Picasso once said that all children are born artists, the difficulty is to remain one into adulthood. The British educationalist, Sir Ken Robinson, believes that instead of growing into creativity, we are educated out of it.
In his talk, ‘Do schools kill creativity?’ http://www.ted.com/index.php/talks/ken_robinson_says_schools_kill_creativity.html
Robinson says he believes most of us were benignly steered away from things we liked or were good at, because our parents said they would not get us a job: “Don’t do music at school, you’re not going to be a musician. Don’t do art, you’re not going to be an artist!”
That attitude, Robinson says, is “profoundly mistaken!” We all know that the world is going through a revolution – in IT,, culture – almost everything is changing.
Social patters of interaction are changing through chat rooms and facebook, entertainment because of things like Youtube and file sharing , and yet most formal educational systems remain the same.
Our view of intelligence is shaped by these systems, as well as by things like I.Q. Tests, which claim to quantify our intelligence. Howard Gardner, and now many others, say that there are multiple intelligences – ways of thinking and doing, ways of being.

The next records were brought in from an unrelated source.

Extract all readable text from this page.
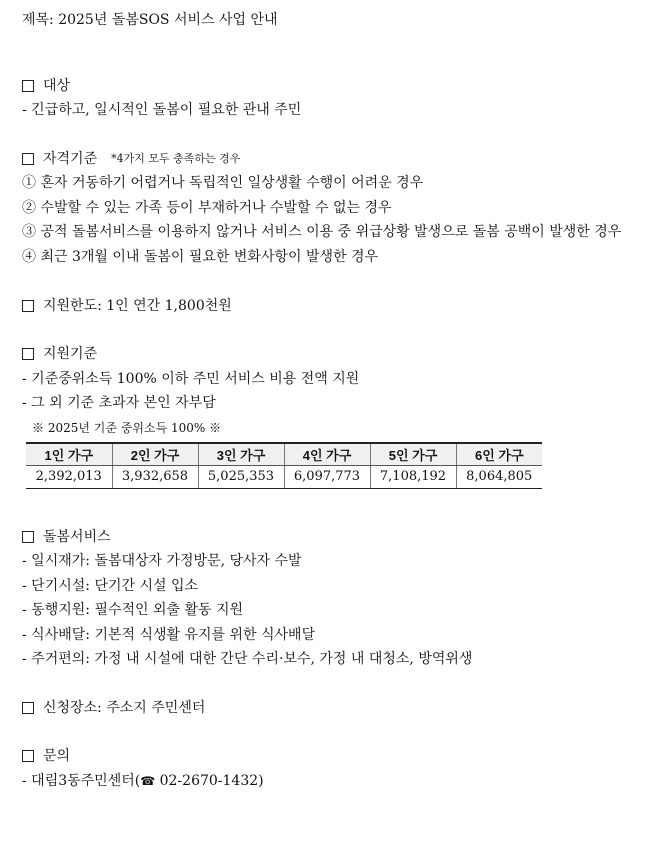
제목: 2025년 돌봄SOS 서비스 사업 안내
대상
- 긴급하고, 일시적인 돌봄이 필요한 관내 주민
자격기준 *4가지 모두 충족하는 경우
① 혼자 거동하기 어렵거나 독립적인 일상생활 수행이 어려운 경우
② 수발할 수 있는 가족 등이 부재하거나 수발할 수 없는 경우
③ 공적 돌봄서비스를 이용하지 않거나 서비스 이용 중 위급상황 발생으로 돌봄 공백이 발생한 경우
④ 최근 3개월 이내 돌봄이 필요한 변화사항이 발생한 경우
지원한도: 1인 연간 1,800천원
지원기준
- 기준중위소득 100% 이하 주민 서비스 비용 전액 지원
- 그 외 기준 초과자 본인 자부담
※ 2025년 기준 중위소득 100% ※
1인 가구	2인 가구	3인 가구	4인 가구	5인 가구	6인 가구
2,392,013	3,932,658	5,025,353	6,097,773	7,108,192	8,064,805
돌봄서비스
- 일시재가: 돌봄대상자 가정방문, 당사자 수발
- 단기시설: 단기간 시설 입소
- 동행지원: 필수적인 외출 활동 지원
- 식사배달: 기본적 식생활 유지를 위한 식사배달
- 주거편의: 가정 내 시설에 대한 간단 수리·보수, 가정 내 대청소, 방역위생
신청장소: 주소지 주민센터
문의
- 대림3동주민센터(☎ 02-2670-1432)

It boils down to this, because we are using educational systems based upon 19th Century models, we are not getting the best out of ourselves. Many very talented people think they aren’t, and many children never find or develop their true selves because what they are good at isn’t valued, or is actually stigmatized.
Robinson has written a book called ‘Epiphany’, which goes into the various ways talented people became aware of their gifts. There should be a book in which gifted people relate how their own gifts were ruthlessly squandered, by misguided parents and teachers.
According to Robinson, our skills and talents, lost under layers of neglect, can still be discovered and developed – you’re never too old, apparently – good news for some!
For those lucky people with children, or expecting children; there is much to be done. Youngsters should be encouraged to move, sing, draw, express themselves, and still be good at subjects like math and languages too.
Parents, you should not commit the follies of your own parents; watch your kids, listen to them, and let them follow their heads and their hearts – in and out of school.
Gillian Lynne told Robinson she was considered slow at school; a psychologist talked to her mother about her problems at school. As they left the room to talk privately about the little girl, he turned on the radio. Watching Gillian move as soon as she heard the music, the doctor said, “Your daughter isn’t sick, she’s a dancer.” Her mother took her to a dancing school, and she never looked back. She became a ballerina, choreographer, met Andrew Lloyd Webber and produced some of the most famous shows in history, and became very rich in the process. Someone else might have prescribed medication and told her to calm down.